190629 Goalkeeper Almuth Schult of Germany and Kosovare Asllani of Sweden during the FIFA Women s W; Fußball - Frauen - Nationalmannschaft - Almuth Schult

Wieder dabei: Die DFB-Torwartfrau Almuth Schult.

(Foto: imago images / Bildbyran)

Bundestrainerin Voss-Tecklenburg muss für die nächsten Länderspiele auf die in England angestellten Spielerinnen verzichten, Torfrau Schult ist wieder dabei. Lewis Hamilton bleibt bei seinem Team.

Meldungen im Überblick

DFB-Frauen, Nominierung: Die deutschen Fußballerinnen müssen zum Start ins Länderspieljahr aufgrund der Corona-Beschränkungen umplanen. Melanie Leupolz, Ann-Katrin Berger (beide FC Chelsea) und Leonie Maier (FC Arsenal) stehen wegen des Einreiseverbotes für Personen aus Großbritannien nach Deutschland beim anstehenden hochkarätig besetzten Drei-Nationen-Turnier nicht zur Verfügung.

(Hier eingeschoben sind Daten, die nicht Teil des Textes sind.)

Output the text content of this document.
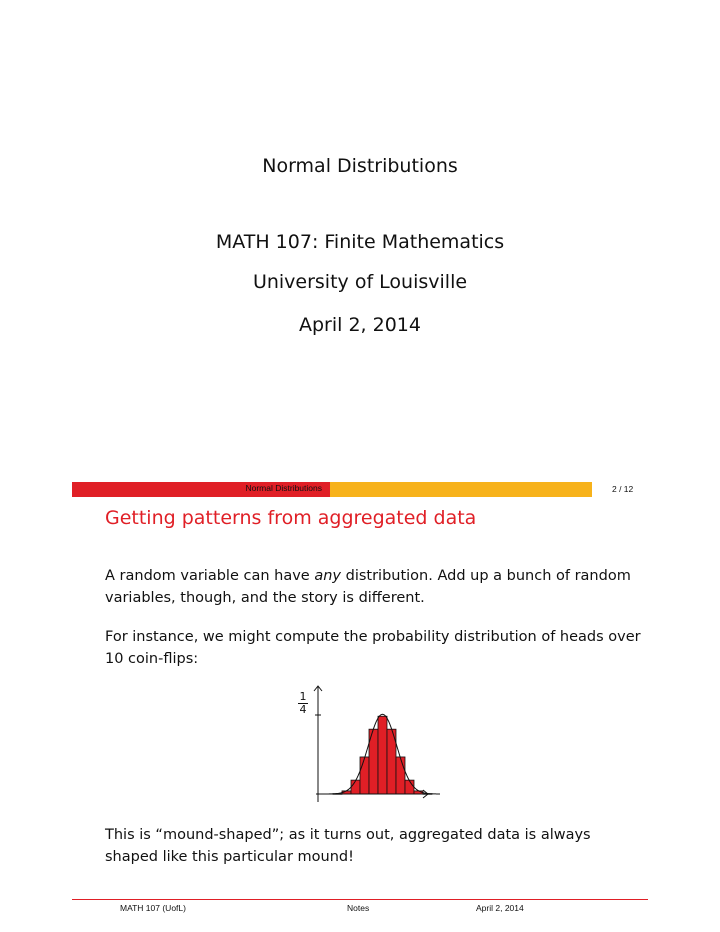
Normal Distributions
MATH 107: Finite Mathematics
University of Louisville
April 2, 2014
Normal Distributions	2 / 12
Getting patterns from aggregated data
A random variable can have any distribution. Add up a bunch of random variables, though, and the story is different.
For instance, we might compute the probability distribution of heads over 10 coin-flips:
1
4
This is “mound-shaped”; as it turns out, aggregated data is always shaped like this particular mound!
MATH 107 (UofL)	Notes	April 2, 2014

"Auch für die Spielerinnen selbst ist das eine schwierige Situation. Allerdings ist uns sehr bewusst, dass wir uns in einer privilegierten Lage befinden, weil wir die Spiele austragen dürfen und damit die Chance haben, uns auf die EM 2022 vorzubereiten", sagte Bundestrainerin Martina Voss-Tecklenburg: "Deshalb nehmen wir diese außergewöhnliche Situation natürlich an und gehen mit größtmöglicher Verantwortung damit um."

Zudem verzichtet Voss-Tecklenburg, die jüngst ihren Vertrag bis 2023 verlängert hatte, wegen der schwierigen Anreise für die Partien gegen Belgien in Aachen am 21. Februar und die Niederlande in Venlo am 24. Februar auf Turid Knaak (Atletico Madrid) und Lena Petermann (HSC Montpellier). Erstmals steht dafür Torhüterin Stina Johannes von der SGS Essen im 26-köpfigen Aufgebot.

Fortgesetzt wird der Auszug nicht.